Molécules utilisées : classiquement, BZD à demi-vie longue (diazépam...) ou à demi-vie courte si insuffisance hépatique (oxazépam...). Les BZD à demi-vie brève présentent un potentiel d'abus plus élevé.

Modalités : posologie dégressive sur 7 jours au maximum (conférence de consensus) pour éviter tout risque de dépendance. Réévaluation du patient pour éventuellement ajuster les doses.

- Hydratation suffisante : au moins 2 litres par jour par voie orale.

- Vitaminothérapie : vitamine B1 systématique, éventuellement vitamine B6, PP et acide folique.

Maintien de l'abstinence

- Acamprosate (Aotal) à débuter le jour du sevrage : 6 cp/jour (ou 4/jour pour les sujets de moins de 60 kg).

Durée du traitement : 1 an.

- Naltrexone (Revia) à débuter après le sevrage : 1 cp/jour. Durée du traitement limitée à 3 mois.

- Prise en charge psychosociale : psychothérapie individuelle ou de groupe, thérapie familiale ou de couple... Si besoin, accompagnement social.

Conseils

- Importance des mouvements d'entraide, du soutien de l'entourage. Valoriser les progrès. u Ne pas culpabiliser le patient en cas de rechute mais l'encourager à reprendre contact avec un médecin.

- Attention aux médicaments pouvant contenir de l'alcool comme excipient !

Délivreriez-vous ces ordonnances ?

Ordonnance 1

Docteur Véronique Brillout

Généraliste

3, avenue du Parc

65499 Mauronge

Tél. : 01 41 29 96 98

65 1 88888 9

Sur rendez-vous

Le 23 mars 2009

M. Patrick R.,

55 ans

Revia 50 mg : 1 comprimé par jour

Vitamine B1-B6 Roche : 3 comprimés par jour

Codoliprane : 1 à 2 comprimés si douleur.
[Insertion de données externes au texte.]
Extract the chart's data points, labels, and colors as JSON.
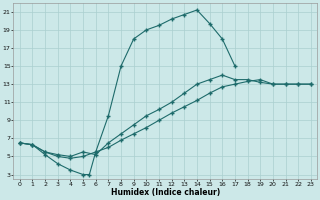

Ordonnance 1 : NON. La codéine contenue dans Codoliprane risque de ne pas agir à cause de l'effet antagoniste de la naltrexone sur les opioïdes (association déconseillée). Il est préférable de recourir au paracétamol seul voire à l'ibuprofène en l'absence de contre-indications digestives.

Ordonnance 2

Docteur Arlette Viala

Généraliste

25, rue de la Mairie

80166 Herblin

Tél. : 01 41 29 75 78

80 1 99999 8

Sur rendez-vous

Le 25 mars 2009

Mme Valérie M.,

48 ans

Veinamitol ampoules : 1 ampoule le matin

Hirucrème : 1 application matin et soir

qsp 3 mois

La patiente est sous Aotal.

Ordonnance 2 : NON. Chaque ampoule de Veinamitol contient 2 grammes d'alcool. En informer le médecin et proposer du Veinamitol en sachets à la place.